Scientific classification
- Kingdom: Animalia
- Phylum: Chordata
- Class: Actinopterygii
- Order: Blenniiformes
- Family: Pomacentridae
- Genus: Amphiprion
- Species: A. sandaracinos
- Binomial name: Amphiprion sandaracinos Allen, 1972

= Orange skunk clownfish =

- Authority: Allen, 1972
- Conservation status: LC

Species of fish

Amphiprion sandaracinos, also known as the orange skunk clownfish or orange anemonefish, is a species of anemonefish that is distinguished by its broad white stripe along the dorsal ridge. Like all anemonefishes it forms a symbiotic mutualism with sea anemones and is unaffected by the stinging tentacles of the host anemone. It is a sequential hermaphrodite with a strict sized based dominance hierarchy: the female is largest, the breeding male is second largest, and the male non-breeders get progressively smaller as the hierarchy descends. They exhibit protandry, meaning the breeding male will change to female if the sole breeding female dies, with the largest non-breeder becomes the breeding male.

==Description==
A. sandaracinos is one of the smaller anemonefish, which grows up to 11 cm as a female and 3 to 6.5 cm as a male. Its body has a stock appearance, oval shape, compressed laterally and with a round profile. Its coloration is bright orange, with a white stripe on the dorsal ridge from the superior lip, passing between the eyes and ending at the caudal fin base. All the fins have the same coloration as the body except the dorsal fin which is partially white. Its iris is bright yellow.

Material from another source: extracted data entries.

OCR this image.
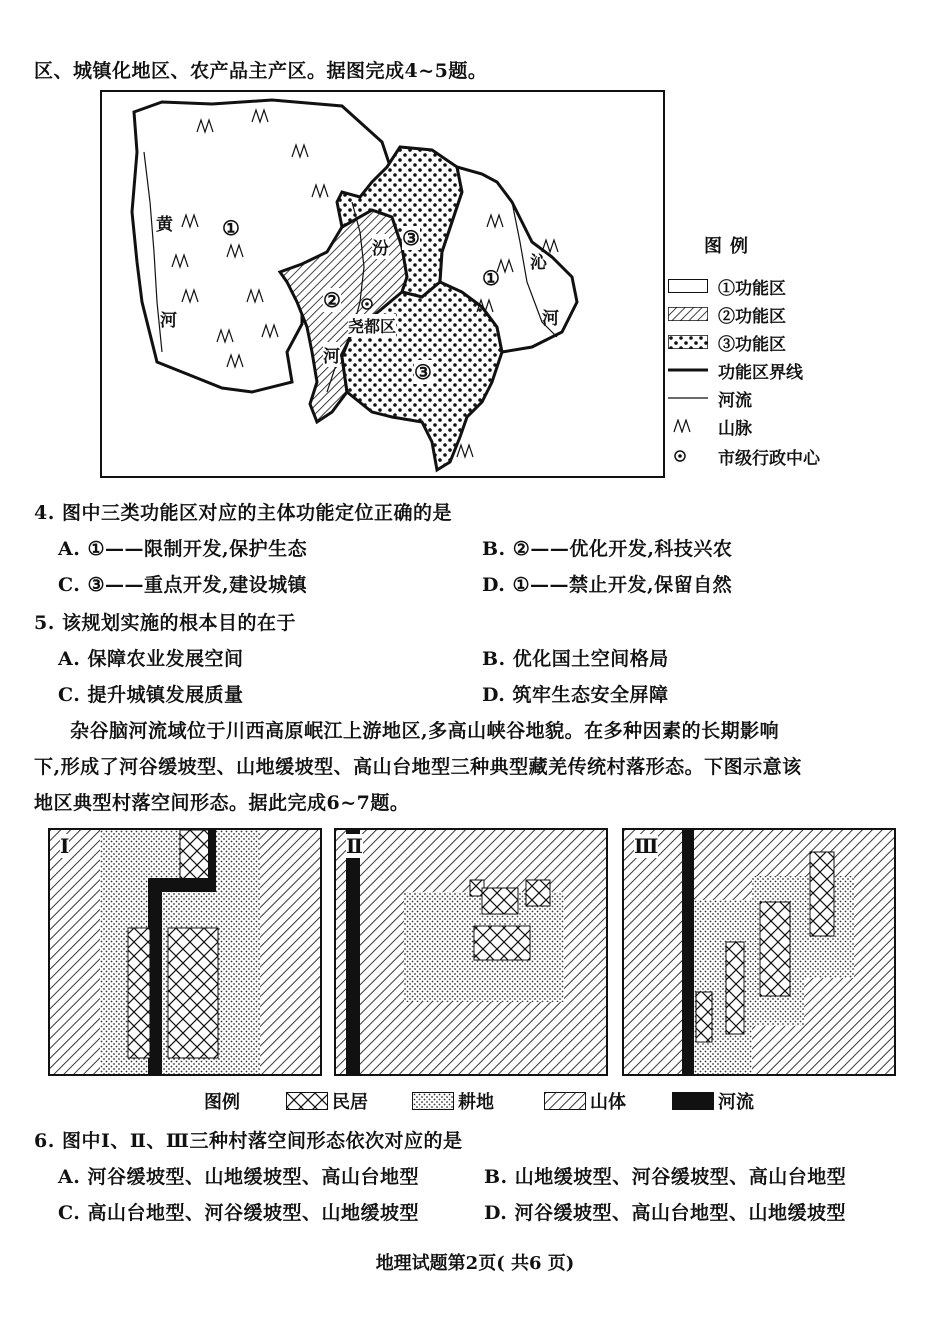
区、城镇化地区、农产品主产区。据图完成4~5题。
黄
河
①
②
汾
河
③
尧都区
③
①
沁
河
图例
①功能区
②功能区
③功能区
功能区界线
河流
山脉
市级行政中心
4. 图中三类功能区对应的主体功能定位正确的是
A. ①——限制开发,保护生态	B. ②——优化开发,科技兴农
C. ③——重点开发,建设城镇	D. ①——禁止开发,保留自然
5. 该规划实施的根本目的在于
A. 保障农业发展空间	B. 优化国土空间格局
C. 提升城镇发展质量	D. 筑牢生态安全屏障
杂谷脑河流域位于川西高原岷江上游地区,多高山峡谷地貌。在多种因素的长期影响
下,形成了河谷缓坡型、山地缓坡型、高山台地型三种典型藏羌传统村落形态。下图示意该
地区典型村落空间形态。据此完成6~7题。
Ⅰ	Ⅱ	Ⅲ
图例	民居	耕地	山体	河流
6. 图中Ⅰ、Ⅱ、Ⅲ三种村落空间形态依次对应的是
A. 河谷缓坡型、山地缓坡型、高山台地型	B. 山地缓坡型、河谷缓坡型、高山台地型
C. 高山台地型、河谷缓坡型、山地缓坡型	D. 河谷缓坡型、高山台地型、山地缓坡型
地理试题第2页( 共6 页)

==Distribution and habitat==
A. sandaracinos is found in the center of the Indo-Pacific area, known as the Coral Triangle, from the Philippines to Indonesia and New Guinea.It is also found in north western Australia, Christmas Island, Melanesia and to the Ryukyu Islands of southern Japan. A. sandaracinos typically lives in small groups on outer reef slopes or in lagoons at a maximal depth of 20 m.

===Host anemones===
The relationship between anemonefish and their host sea anemones is not random and instead is highly nested in structure. A. sandaracinos is a specialist, being hosted primarily by one out of the ten host anemones:

- Heteractis crispa Sebae anemone (rarely)
- Stichodactyla mertensii Mertens' carpet sea anemone (usually)

On the northern coast of New Guinea, male A. sandaracinos occasionally breed with the significantly larger female A. chrysopterus and their offspring is the hybrid anemonefish A. leucokranos.

In 2011 3 individuals of A. sandaracinos and a pair of A. clarkii were observed to coexist within one host anemone of Stichodactyla mertensii. A. clarkii was not aggressive towards the A. sandaracinos but was aggressive towards all fish approaching the anemone. The anemonefish didn't divide the host into separate territories.

==Feeding==
Like all anemonefish, A. sandaracinos is omnivorous and its diet is based on zooplankton, small benthic crustaceans and algaes.

==Conservation status==
Anemonefish and their host anemones are found on coral reefs and face similar environmental issues. Like corals, anemone's contain intracellular endosymbionts, zooxanthellae, and can suffer from bleaching due to triggers such as increased water temperature or acidification. The other threat to anemonefish is collection for the marine aquarium trade where anemonefish make up 43% of the global marine ornamental trade, and 25% of the global trade comes from fish bred in captivity, while the majority are captured from the wild, accounting for decreased densities in exploited areas. While bleaching is a significant threat to anemonefish and their host anemones, there is evidence suggesting that collection compounds the localised impact of bleaching. A. sandaracinos was the only species of anemonefish that was evaluated in the 2012 release of the IUCN Red List and it was listed as being of least concern as the threats are mainly of a localised nature and do not pose a significant threat to the global population of this species.

==In aquaria==
A. sandaracinos along with their host anemones are collected for the aquarium trade, and the anemonefish has been bred in captivity.